D. Francisco, autor dêste papel, sendo rogado de um seu grande amigo que entendia casar-se, para que lhe dêsse alguns bons conselhos, e avisos àcêrca dêste estado, escreveu êste discurso (como êle mesmo afirma) sem algum artifício ; que é bôa qualidade para dar crédito ao que se aconselha.

Foi seu ânimo persuadir aos casados a paz a concórdia com que devem ordenar sua vida ; encomendar a estimação das mulheres próprias ; inculcar os meios por onde o amor se conserva, e se aumenta a opinião.

Êste livro, correndo manuscrito, quis ser de algumas pessoas caluniado de severo contra a liberdade das mulheres ; e foi esta a principal razão de se comunicar agora, a todos, para que se veja a pouca causa que o livro deu ao juízo que dêle se tinha feito. O que bem se pode conhecer conferindo sua doutrina com o que escrevem todos os que trataram esta matéria.
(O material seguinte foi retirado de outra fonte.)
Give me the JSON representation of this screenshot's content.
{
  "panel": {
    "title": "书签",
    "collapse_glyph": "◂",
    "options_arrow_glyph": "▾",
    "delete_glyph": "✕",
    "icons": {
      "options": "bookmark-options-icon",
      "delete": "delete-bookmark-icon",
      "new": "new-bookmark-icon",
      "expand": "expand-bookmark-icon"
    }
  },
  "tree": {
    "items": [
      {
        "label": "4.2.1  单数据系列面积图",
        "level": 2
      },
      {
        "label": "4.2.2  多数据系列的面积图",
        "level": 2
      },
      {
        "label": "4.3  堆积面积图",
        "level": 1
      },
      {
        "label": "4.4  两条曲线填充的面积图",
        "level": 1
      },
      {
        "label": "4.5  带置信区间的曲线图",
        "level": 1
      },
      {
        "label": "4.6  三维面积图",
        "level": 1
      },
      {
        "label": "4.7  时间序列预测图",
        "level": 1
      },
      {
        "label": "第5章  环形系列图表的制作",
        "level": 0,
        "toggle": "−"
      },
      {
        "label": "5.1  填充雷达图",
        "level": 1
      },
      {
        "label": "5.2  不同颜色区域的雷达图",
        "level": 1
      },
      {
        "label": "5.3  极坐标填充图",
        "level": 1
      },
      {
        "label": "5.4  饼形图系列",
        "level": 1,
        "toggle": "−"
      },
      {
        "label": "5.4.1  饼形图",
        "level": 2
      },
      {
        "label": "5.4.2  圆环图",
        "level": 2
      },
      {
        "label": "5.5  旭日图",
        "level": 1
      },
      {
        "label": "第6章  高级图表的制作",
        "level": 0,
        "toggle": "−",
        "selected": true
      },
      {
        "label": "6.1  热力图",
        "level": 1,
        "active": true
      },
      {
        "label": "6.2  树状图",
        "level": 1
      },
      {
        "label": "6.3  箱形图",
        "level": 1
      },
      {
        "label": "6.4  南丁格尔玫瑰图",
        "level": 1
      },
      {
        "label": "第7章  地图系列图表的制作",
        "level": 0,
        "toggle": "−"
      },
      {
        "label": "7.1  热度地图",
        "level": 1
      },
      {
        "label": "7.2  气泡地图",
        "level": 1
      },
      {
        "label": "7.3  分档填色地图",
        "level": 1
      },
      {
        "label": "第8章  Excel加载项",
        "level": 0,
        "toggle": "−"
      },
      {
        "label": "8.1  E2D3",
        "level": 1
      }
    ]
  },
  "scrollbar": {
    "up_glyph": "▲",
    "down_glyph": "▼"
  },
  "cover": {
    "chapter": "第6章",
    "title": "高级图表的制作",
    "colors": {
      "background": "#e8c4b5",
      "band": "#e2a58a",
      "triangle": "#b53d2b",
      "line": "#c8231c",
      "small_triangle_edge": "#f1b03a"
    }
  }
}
E se porventura disser alguém que o entendimento dos homens obra aqui apaixonado por sua jurisdição ; veja-se aquele excelente tratado que escreveu da nobreza virtuosa, a condessa de Aranda, D. Luisa Maria de Padilha, e publicou Fr. Pedro Henrique Pastor ; que lojo se achará como nem por ser escrito por mulher se subornou da fragilidade de sua condição, para que deixasse de assentar às mulheres com tôda a aspereza os preceitos necessários.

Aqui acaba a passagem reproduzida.